Print Edition - 2015-01-27 | Nation
Jagdishpur Lake sees rise in number of water birds
Jan 26, 2015-
While the steady decline in the population of aquatic and migratory birds across the country has become a cause for concern for all, the number of water birds in Jagdishpur lake in Kapilvastu has witnessed a steady rise in the last four years. As opposed to last year, the number of water birds in the lake has increased by 2,727, reads a report of the Himalayan Nature, a nature conservation and research institute.
While 17,025 water birds have been counted in Jagdishpur lake this year, the figure stood at 14,298 last year. The survey was conducted by Himalayan Nature with assistance from Wetland International, a global non-profit organisation that works to sustain and restore wetlands and their resources for people and biodiversity.

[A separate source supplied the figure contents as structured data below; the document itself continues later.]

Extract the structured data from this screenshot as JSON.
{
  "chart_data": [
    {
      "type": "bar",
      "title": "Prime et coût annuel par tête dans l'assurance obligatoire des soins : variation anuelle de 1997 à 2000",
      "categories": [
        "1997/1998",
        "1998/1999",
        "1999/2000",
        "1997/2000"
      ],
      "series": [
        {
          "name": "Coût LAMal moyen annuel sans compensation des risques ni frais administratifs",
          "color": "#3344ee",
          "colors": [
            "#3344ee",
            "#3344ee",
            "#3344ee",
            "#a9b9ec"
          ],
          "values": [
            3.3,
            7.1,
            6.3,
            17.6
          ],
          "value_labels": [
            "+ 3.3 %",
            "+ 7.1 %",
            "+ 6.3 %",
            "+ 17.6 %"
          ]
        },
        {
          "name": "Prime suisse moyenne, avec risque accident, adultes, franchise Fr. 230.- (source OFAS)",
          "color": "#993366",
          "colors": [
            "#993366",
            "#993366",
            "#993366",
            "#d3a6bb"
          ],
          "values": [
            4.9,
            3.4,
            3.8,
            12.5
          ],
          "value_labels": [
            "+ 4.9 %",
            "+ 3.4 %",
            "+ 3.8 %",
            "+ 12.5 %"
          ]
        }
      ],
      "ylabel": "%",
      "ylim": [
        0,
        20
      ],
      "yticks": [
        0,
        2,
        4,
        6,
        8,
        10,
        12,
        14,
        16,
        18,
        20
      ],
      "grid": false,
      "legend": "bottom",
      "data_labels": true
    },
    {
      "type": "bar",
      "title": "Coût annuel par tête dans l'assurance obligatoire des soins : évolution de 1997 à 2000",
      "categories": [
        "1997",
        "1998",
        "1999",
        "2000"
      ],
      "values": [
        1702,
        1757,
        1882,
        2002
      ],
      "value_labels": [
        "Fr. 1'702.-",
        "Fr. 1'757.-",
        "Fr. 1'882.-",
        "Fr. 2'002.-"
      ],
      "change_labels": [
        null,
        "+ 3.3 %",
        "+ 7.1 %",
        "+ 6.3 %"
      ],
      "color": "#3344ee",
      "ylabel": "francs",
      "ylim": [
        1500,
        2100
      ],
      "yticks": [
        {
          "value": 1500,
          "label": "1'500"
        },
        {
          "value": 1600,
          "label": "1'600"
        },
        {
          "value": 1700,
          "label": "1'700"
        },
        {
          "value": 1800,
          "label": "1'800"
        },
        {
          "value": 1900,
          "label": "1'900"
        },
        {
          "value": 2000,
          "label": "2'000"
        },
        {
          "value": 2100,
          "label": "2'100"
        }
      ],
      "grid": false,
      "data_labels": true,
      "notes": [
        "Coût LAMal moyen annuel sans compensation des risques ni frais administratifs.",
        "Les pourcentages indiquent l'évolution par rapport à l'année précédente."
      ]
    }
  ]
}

According to experts, the primary reason behind the increase in the number of water birds in the lake was food or nutrient abundance in the lake.

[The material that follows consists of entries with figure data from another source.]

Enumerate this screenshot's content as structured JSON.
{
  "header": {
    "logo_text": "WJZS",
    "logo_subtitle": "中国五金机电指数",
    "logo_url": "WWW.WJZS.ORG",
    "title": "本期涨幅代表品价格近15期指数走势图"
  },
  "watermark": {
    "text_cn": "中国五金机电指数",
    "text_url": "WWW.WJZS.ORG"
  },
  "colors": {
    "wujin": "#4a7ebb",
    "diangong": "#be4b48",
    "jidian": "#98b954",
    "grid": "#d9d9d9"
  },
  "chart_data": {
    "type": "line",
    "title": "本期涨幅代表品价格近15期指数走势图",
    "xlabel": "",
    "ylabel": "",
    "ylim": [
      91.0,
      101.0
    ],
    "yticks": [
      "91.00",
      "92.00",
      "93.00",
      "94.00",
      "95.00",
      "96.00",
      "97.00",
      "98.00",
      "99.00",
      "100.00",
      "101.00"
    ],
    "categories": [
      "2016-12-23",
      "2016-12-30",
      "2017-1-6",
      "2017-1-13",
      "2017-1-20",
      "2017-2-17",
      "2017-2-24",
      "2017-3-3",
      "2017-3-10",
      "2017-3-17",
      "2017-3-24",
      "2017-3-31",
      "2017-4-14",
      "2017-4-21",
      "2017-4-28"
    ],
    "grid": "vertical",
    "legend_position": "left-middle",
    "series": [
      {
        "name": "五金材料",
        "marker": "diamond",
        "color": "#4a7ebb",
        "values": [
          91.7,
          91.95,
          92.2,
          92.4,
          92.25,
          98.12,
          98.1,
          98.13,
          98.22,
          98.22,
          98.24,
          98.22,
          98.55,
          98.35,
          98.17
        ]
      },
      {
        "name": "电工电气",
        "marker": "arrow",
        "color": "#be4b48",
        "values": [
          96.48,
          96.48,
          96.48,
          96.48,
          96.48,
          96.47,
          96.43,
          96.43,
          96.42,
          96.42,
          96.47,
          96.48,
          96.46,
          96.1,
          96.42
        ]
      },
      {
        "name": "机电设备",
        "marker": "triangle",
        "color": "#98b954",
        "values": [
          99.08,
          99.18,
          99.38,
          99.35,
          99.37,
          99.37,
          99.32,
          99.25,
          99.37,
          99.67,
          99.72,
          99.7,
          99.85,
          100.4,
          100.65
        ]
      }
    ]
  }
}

Bird watchers have counted thousands of birds belonging to four species in Jagdishpur lake this year. The highest being Northern Pintail, which numbered 5,280, followed by Common Coot at 4,300. Likewise, 3,000 Lesser Whistling duck were counted this year, including 1,905 Common Teal, 686 Red-Crested Pochard, 218 Farraginous Pochard, 265 Common Pochard, and 222 Tufted duck. Similarly, two Asian Openbill and two Sarus Crane, listed as endangered or threatened bird species worldwide, have also been spotted in the lake.

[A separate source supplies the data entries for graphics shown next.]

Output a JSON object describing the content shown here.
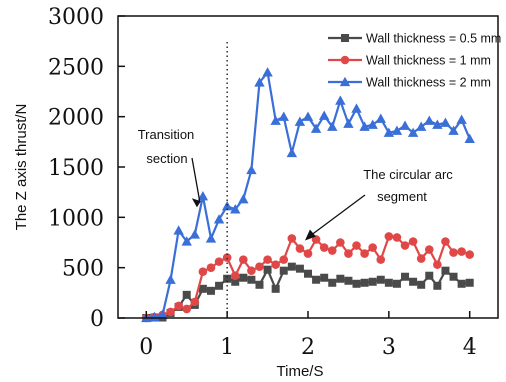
{
  "chart_data": {
    "type": "line",
    "xlabel": "Time/S",
    "ylabel": "The Z axis thrust/N",
    "xlim": [
      -0.35,
      4.35
    ],
    "ylim": [
      0,
      3000
    ],
    "x_ticks": [
      "0",
      "1",
      "2",
      "3",
      "4"
    ],
    "y_ticks": [
      "0",
      "500",
      "1000",
      "1500",
      "2000",
      "2500",
      "3000"
    ],
    "x_tick_values": [
      0,
      1,
      2,
      3,
      4
    ],
    "y_tick_values": [
      0,
      500,
      1000,
      1500,
      2000,
      2500,
      3000
    ],
    "vline_x": 1.0,
    "legend_position": "top-right",
    "annotations": [
      {
        "text_lines": [
          "Transition",
          "section"
        ],
        "points_to": [
          0.7,
          1180
        ]
      },
      {
        "text_lines": [
          "The circular arc",
          "segment"
        ],
        "points_to": [
          1.95,
          760
        ]
      }
    ],
    "series": [
      {
        "name": "Wall thickness = 0.5 mm",
        "color": "#4a4a4a",
        "marker": "square",
        "x": [
          0,
          0.1,
          0.2,
          0.3,
          0.4,
          0.5,
          0.6,
          0.7,
          0.8,
          0.9,
          1.0,
          1.1,
          1.2,
          1.3,
          1.4,
          1.5,
          1.6,
          1.7,
          1.8,
          1.9,
          2.0,
          2.1,
          2.2,
          2.3,
          2.4,
          2.5,
          2.6,
          2.7,
          2.8,
          2.9,
          3.0,
          3.1,
          3.2,
          3.3,
          3.4,
          3.5,
          3.6,
          3.7,
          3.8,
          3.9,
          4.0
        ],
        "y": [
          0,
          5,
          5,
          50,
          110,
          230,
          130,
          290,
          270,
          320,
          390,
          360,
          400,
          380,
          330,
          480,
          290,
          470,
          510,
          490,
          440,
          380,
          400,
          350,
          390,
          370,
          340,
          350,
          360,
          380,
          350,
          340,
          410,
          360,
          330,
          420,
          320,
          470,
          410,
          340,
          350
        ]
      },
      {
        "name": "Wall thickness = 1 mm",
        "color": "#e04848",
        "marker": "circle",
        "x": [
          0,
          0.1,
          0.2,
          0.3,
          0.4,
          0.5,
          0.6,
          0.7,
          0.8,
          0.9,
          1.0,
          1.1,
          1.2,
          1.3,
          1.4,
          1.5,
          1.6,
          1.7,
          1.8,
          1.9,
          2.0,
          2.1,
          2.2,
          2.3,
          2.4,
          2.5,
          2.6,
          2.7,
          2.8,
          2.9,
          3.0,
          3.1,
          3.2,
          3.3,
          3.4,
          3.5,
          3.6,
          3.7,
          3.8,
          3.9,
          4.0
        ],
        "y": [
          0,
          10,
          30,
          60,
          120,
          90,
          160,
          460,
          500,
          560,
          600,
          420,
          580,
          470,
          510,
          580,
          530,
          580,
          790,
          690,
          640,
          780,
          700,
          670,
          750,
          640,
          720,
          640,
          700,
          580,
          810,
          800,
          720,
          760,
          590,
          680,
          530,
          760,
          650,
          660,
          630
        ]
      },
      {
        "name": "Wall thickness = 2 mm",
        "color": "#3a6fd8",
        "marker": "triangle",
        "x": [
          0,
          0.1,
          0.2,
          0.3,
          0.4,
          0.5,
          0.6,
          0.7,
          0.8,
          0.9,
          1.0,
          1.1,
          1.2,
          1.3,
          1.4,
          1.5,
          1.6,
          1.7,
          1.8,
          1.9,
          2.0,
          2.1,
          2.2,
          2.3,
          2.4,
          2.5,
          2.6,
          2.7,
          2.8,
          2.9,
          3.0,
          3.1,
          3.2,
          3.3,
          3.4,
          3.5,
          3.6,
          3.7,
          3.8,
          3.9,
          4.0
        ],
        "y": [
          0,
          10,
          30,
          380,
          870,
          760,
          830,
          1210,
          790,
          980,
          1110,
          1080,
          1180,
          1470,
          2340,
          2440,
          1960,
          2000,
          1640,
          1950,
          2000,
          1880,
          2010,
          1900,
          2160,
          1930,
          2080,
          1900,
          1920,
          1980,
          1840,
          1860,
          1910,
          1840,
          1900,
          1960,
          1920,
          1940,
          1860,
          1970,
          1780
        ]
      }
    ]
  }
}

A team of trained bird watchers had counted the birds using a tripod mounted telescope. The bird count that started from south-eastern corner of the lake had concluded after reaching the south-western corner. During the survey, more than 14 species of Northern Fishtail had been found, suggesting that the lake was deep, according to Himalayan Nature.
Meanwhile, ornithologist Dr Hem Sagar Baral said that the lake continues to provide a suitable habitat for birds suffering from lack of habitat and food.
“As one can relish the sight of more than 40-50 types of birds in just one or two hours, the lake carries all the potential of becoming a major tourist attraction,” Baral said, adding that the concerned authorities should work towards promoting the lake to make it one.
The lake is spread over an area of 157 hectares located in Niglihawa-1 and 4 and situated 11 km east from district headquarters Taulihawa. As Nepal’s biggest man-made lake, Jagdishpur lake has made its way into the list of ‘Wetlands of International Importance’ after being listed under international wetland areas in August, 2003.